Draghi_ECB
European Central Bank (ECB) President Mario Draghi speaks during the monthly ECB news conference in Frankfurt July 4, 2013. The European Central Bank held its main interest rate at 0.50 percent on Thursday. REUTERS/Ralph Orlowski

The European Central Bank, or ECB’s, unprecedented move to issue clear guidance on its future monetary policy stance was welcomed by markets, which did not expect such clarity from policymakers, but the move also triggered a debate about the short and long-term impacts of such forward-looking statements from central banks.

Most economists lauded the ECB President Mario Draghi's “policy innovation,” and said the move could reduce volatility in the markets, which in turn, would allow greater flexibility to the central bank on monetary policy decisions.

“What today’s shocker says to the market is that Super Mario (in reality not just him, but the rest of the Governing Council, after all it was unanimous…) is dragging the ECB, however slowly, into the realm of innovative, experimental central bank policy making in the mould of the BoE, Fed, BoJ, etc.,” Credit Agricole said, in a note to investors.

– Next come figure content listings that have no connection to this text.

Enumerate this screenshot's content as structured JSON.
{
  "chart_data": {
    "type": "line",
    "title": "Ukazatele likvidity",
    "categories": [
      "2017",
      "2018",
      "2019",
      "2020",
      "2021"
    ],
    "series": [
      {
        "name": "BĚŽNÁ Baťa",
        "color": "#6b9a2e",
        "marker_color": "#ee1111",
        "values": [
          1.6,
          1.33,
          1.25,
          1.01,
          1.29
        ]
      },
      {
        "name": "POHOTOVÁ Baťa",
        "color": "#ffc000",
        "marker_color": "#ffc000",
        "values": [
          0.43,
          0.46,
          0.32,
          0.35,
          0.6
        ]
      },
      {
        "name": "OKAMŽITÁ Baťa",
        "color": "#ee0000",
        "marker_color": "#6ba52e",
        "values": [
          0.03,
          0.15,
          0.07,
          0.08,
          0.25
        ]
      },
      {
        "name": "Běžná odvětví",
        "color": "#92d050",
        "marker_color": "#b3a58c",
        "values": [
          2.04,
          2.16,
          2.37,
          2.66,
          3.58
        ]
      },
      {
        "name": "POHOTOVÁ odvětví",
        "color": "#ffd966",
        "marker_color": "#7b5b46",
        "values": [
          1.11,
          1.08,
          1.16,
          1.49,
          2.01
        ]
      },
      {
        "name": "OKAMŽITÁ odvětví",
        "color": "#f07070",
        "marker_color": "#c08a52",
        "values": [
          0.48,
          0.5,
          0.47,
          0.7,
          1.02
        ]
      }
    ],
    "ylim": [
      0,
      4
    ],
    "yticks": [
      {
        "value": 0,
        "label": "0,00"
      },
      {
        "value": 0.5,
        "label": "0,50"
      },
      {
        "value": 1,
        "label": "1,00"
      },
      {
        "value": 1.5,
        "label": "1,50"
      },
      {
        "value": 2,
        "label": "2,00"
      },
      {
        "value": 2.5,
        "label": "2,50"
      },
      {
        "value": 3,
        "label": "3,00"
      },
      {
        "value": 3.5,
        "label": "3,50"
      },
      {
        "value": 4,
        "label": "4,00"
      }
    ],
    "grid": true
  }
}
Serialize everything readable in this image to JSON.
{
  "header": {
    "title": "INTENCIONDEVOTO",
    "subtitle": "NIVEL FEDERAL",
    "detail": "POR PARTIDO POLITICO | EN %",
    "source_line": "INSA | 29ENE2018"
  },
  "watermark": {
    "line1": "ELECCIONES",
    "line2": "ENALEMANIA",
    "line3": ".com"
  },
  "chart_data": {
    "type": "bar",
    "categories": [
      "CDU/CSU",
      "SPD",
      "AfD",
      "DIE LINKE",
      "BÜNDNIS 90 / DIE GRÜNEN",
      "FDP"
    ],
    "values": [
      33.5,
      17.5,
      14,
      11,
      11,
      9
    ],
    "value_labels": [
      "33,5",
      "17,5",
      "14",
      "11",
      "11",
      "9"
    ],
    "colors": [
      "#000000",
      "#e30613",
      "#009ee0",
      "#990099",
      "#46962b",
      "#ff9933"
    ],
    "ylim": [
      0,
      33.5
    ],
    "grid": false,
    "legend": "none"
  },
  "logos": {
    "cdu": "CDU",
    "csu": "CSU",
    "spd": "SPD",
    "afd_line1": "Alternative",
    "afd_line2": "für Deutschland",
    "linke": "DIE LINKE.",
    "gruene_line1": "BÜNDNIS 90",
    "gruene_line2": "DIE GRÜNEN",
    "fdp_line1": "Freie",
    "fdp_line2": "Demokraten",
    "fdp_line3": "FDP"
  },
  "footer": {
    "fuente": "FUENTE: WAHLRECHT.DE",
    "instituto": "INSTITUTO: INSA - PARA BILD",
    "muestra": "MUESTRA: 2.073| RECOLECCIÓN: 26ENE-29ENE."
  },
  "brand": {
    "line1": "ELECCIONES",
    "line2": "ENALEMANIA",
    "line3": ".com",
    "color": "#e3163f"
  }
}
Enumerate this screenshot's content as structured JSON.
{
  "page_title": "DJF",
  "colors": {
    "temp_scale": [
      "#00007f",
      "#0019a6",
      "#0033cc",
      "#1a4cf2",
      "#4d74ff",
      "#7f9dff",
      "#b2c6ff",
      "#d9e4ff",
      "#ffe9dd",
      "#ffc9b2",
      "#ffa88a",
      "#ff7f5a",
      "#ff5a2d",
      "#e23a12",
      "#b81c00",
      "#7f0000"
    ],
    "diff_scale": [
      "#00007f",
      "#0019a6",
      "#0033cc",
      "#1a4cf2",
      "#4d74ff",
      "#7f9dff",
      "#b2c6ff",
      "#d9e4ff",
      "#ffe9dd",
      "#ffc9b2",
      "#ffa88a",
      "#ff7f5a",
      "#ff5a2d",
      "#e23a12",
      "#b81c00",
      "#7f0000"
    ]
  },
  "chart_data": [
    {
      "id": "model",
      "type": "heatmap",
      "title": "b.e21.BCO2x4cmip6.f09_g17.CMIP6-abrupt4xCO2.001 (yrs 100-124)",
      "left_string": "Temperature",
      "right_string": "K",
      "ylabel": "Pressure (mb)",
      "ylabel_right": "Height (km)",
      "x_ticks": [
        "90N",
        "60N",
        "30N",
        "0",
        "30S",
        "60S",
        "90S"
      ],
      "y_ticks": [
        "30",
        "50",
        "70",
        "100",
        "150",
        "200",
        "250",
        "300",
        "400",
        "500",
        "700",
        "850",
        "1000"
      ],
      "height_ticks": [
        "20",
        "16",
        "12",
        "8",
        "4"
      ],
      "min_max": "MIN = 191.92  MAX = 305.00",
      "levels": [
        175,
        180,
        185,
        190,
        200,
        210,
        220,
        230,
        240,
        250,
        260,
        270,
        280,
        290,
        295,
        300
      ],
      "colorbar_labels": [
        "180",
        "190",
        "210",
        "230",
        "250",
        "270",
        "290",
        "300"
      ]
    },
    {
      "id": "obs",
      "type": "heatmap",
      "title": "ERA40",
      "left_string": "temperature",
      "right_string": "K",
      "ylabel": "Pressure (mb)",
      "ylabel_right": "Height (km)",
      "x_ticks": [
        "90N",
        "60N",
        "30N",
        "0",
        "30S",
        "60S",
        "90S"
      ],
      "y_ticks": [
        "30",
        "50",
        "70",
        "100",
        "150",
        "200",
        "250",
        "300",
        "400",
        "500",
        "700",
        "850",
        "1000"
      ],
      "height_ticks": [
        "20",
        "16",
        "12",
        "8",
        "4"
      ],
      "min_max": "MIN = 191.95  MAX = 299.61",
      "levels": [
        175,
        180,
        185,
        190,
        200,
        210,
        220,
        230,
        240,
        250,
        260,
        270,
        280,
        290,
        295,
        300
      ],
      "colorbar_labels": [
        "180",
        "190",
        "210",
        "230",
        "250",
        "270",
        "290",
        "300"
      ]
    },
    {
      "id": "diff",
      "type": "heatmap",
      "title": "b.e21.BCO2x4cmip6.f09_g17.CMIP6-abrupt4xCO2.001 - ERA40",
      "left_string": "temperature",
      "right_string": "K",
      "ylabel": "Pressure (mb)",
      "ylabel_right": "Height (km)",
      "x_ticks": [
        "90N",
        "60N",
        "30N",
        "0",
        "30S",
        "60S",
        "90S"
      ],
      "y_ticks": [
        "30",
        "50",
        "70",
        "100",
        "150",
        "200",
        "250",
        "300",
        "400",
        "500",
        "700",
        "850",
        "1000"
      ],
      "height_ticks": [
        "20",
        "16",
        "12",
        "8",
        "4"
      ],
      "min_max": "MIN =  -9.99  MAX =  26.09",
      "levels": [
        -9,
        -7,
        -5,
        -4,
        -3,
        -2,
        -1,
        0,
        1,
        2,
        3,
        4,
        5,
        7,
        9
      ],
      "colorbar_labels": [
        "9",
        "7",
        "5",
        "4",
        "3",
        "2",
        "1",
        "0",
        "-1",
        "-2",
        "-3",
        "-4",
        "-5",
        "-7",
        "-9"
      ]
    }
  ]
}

Reacting to Draghi’s move, Kit Juckes, a strategist at Societe Generale, said that the move will help to stabilize interest rates and the markets.

“A guarantee of super-low rates for a really long time will help companies avoid default as a result of higher rates and threatens to force yield-hungry investors back to the market, buying at lower yields than they probably wanted to,” Juckes said, according to MarketWatch.

Draghi, after a policy meeting on Thursday, issued a forward-looking guidance stating, “We have injected a downward bias in interest rates for the foreseeable future." Earlier, an official statement from the ECB said: “The Governing Council expects the key ECB interest rates to remain at present or lower levels for an extended period of time.”

This constitutes a significant departure from its earlier stance of refraining from "pre-committing “to a policy course. The ECB's move Thursday followed a similar and unusual step from the Bank of England, which in its statement, also hinted at low interest rates for the foreseeable future.

However, the Credit Agricole report observed that Draghi did not explicitly mention what an “extended period” could mean and that this could lead to considerable uncertainty “over the exact content of the ECB’s commitment.”

Although Draghi rejected views that the ECB’s decision was aimed at offsetting the impact of the U.S. Federal Reserve’s comments about winding down its bond-buying program, economists pointed out that the adverse spillover effect from the Fed's statement over global markets, could have had a bearing on the ECB’s latest statement.

“One objective result of forward guidance, whatever its fragility in the face of actual changes in underlying macroeconomic and monetary conditions, should be to reduce short-expiry implied volatility, which has risen everywhere once the Fed’s QE ‘taper’ language started exiting market nerves,” the Credit Agricole report said.